Erika Christakis’s book names PLAY at the heart of true learning.

“A bold challenge to the conventional wisdom about early childhood, with a pragmatic program to encourage parents and teachers to rethink how and where young children learn best by taking the child’s eye view of the learning environment…

To a four-year-old watching bulldozers at a construction site or chasing butterflies in flight, the world is awash with promise. Little children come into the world hardwired to learn in virtually any setting and about any matter. Yet in today’s preschool and kindergarten classrooms, learning has been reduced to scripted lessons and suspect metrics that too often undervalue a child’s intelligence while overtaxing the child’s growing brain. These mismatched expectations wreak havoc on the family: parents fear that if they choose the “wrong” program, their child won’t get into the “right” college. But Yale early childhood expert Erika Christakis says our fears are wildly misplaced. Our anxiety about preparing and safeguarding our children’s future seems to have reached a fever pitch at a time when, ironically, science gives us more certainty than ever before that young children are exceptionally strong thinkers.

In her pathbreaking book, Christakis explains what it’s like to be a young child in America today, in a world designed by and for adults, where we have confused schooling with learning.
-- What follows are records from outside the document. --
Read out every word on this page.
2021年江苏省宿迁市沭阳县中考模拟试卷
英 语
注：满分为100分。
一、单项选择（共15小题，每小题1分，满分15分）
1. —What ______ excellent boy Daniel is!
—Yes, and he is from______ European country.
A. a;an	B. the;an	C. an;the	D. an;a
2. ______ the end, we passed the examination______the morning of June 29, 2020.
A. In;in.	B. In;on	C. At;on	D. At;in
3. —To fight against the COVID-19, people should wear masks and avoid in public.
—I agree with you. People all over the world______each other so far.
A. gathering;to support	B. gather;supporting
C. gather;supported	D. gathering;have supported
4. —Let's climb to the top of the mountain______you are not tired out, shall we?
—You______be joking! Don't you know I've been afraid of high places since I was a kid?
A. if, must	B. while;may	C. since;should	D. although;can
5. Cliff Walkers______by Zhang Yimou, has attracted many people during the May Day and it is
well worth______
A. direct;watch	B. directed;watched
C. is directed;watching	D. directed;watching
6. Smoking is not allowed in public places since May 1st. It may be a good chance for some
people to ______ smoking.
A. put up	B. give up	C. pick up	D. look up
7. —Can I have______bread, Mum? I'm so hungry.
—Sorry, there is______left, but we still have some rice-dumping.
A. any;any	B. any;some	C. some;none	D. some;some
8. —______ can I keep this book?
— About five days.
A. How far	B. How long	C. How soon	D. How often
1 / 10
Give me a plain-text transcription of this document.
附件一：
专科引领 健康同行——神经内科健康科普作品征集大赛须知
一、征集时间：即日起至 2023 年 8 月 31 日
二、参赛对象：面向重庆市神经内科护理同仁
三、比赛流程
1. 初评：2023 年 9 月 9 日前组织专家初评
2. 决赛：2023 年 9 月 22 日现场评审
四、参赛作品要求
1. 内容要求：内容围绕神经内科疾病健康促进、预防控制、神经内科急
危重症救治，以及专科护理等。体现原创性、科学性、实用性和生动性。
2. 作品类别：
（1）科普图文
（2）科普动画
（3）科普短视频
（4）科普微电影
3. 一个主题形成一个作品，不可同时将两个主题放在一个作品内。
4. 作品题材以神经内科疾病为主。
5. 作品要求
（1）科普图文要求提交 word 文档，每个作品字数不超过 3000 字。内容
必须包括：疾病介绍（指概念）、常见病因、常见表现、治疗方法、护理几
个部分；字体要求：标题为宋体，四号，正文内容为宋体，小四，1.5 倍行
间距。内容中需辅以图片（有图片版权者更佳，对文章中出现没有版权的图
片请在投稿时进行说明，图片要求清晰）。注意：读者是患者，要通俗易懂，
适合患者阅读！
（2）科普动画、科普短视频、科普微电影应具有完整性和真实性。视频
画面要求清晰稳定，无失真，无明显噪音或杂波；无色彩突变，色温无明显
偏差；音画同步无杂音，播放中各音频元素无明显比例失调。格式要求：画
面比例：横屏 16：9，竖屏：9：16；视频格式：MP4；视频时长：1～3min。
She offers real-life solutions to real-life issues, with nuance and direction that takes us far beyond the usual prescriptions for fewer tests, more play. She looks at children’s use of language, their artistic expressions, the way their imaginations grow, and how they build deep emotional bonds to stretch the boundaries of their small worlds. Rather than clutter their worlds with more and more stuff, sometimes the wisest course for us is to learn how to get out of their way.

Christakis’s message is energizing and reassuring: young children are inherently powerful, and they (and their parents) will flourish when we learn new ways of restoring the vital early learning environment to one that is best suited to the littlest learners. This bold and pragmatic challenge to the conventional wisdom peels back the mystery of childhood, revealing a place that’s rich with possibility.”

From NPR ed: What Kids Need From Grown-Ups (But Aren’t Getting)

“Erika Christakis’ new book, The Importance of Being Little, is an impassioned plea for educators and parents to put down the worksheets and flash cards, ditch the tired craft projects (yes, you, Thanksgiving Handprint Turkey) and exotic vocabulary lessons, and double-down on one, simple word: Play”

Student playing with paper and pencil instead of sitting in box like other childrenCheck out this 50 minute interview where PLAY is valued as the key building block for learning and caregivers’ RELATIONSHIPS with children is credited as the key component to children’s success.  Play advocates and families at HFP know and live by this!

We need more play, less testing.  This broadcast is worth your time– even if you listen to it in chunks. It’s a huge affirmation of the work of parents and teachers who value children’s inherent curiosity and their need for sophisticated interactions embedded in play.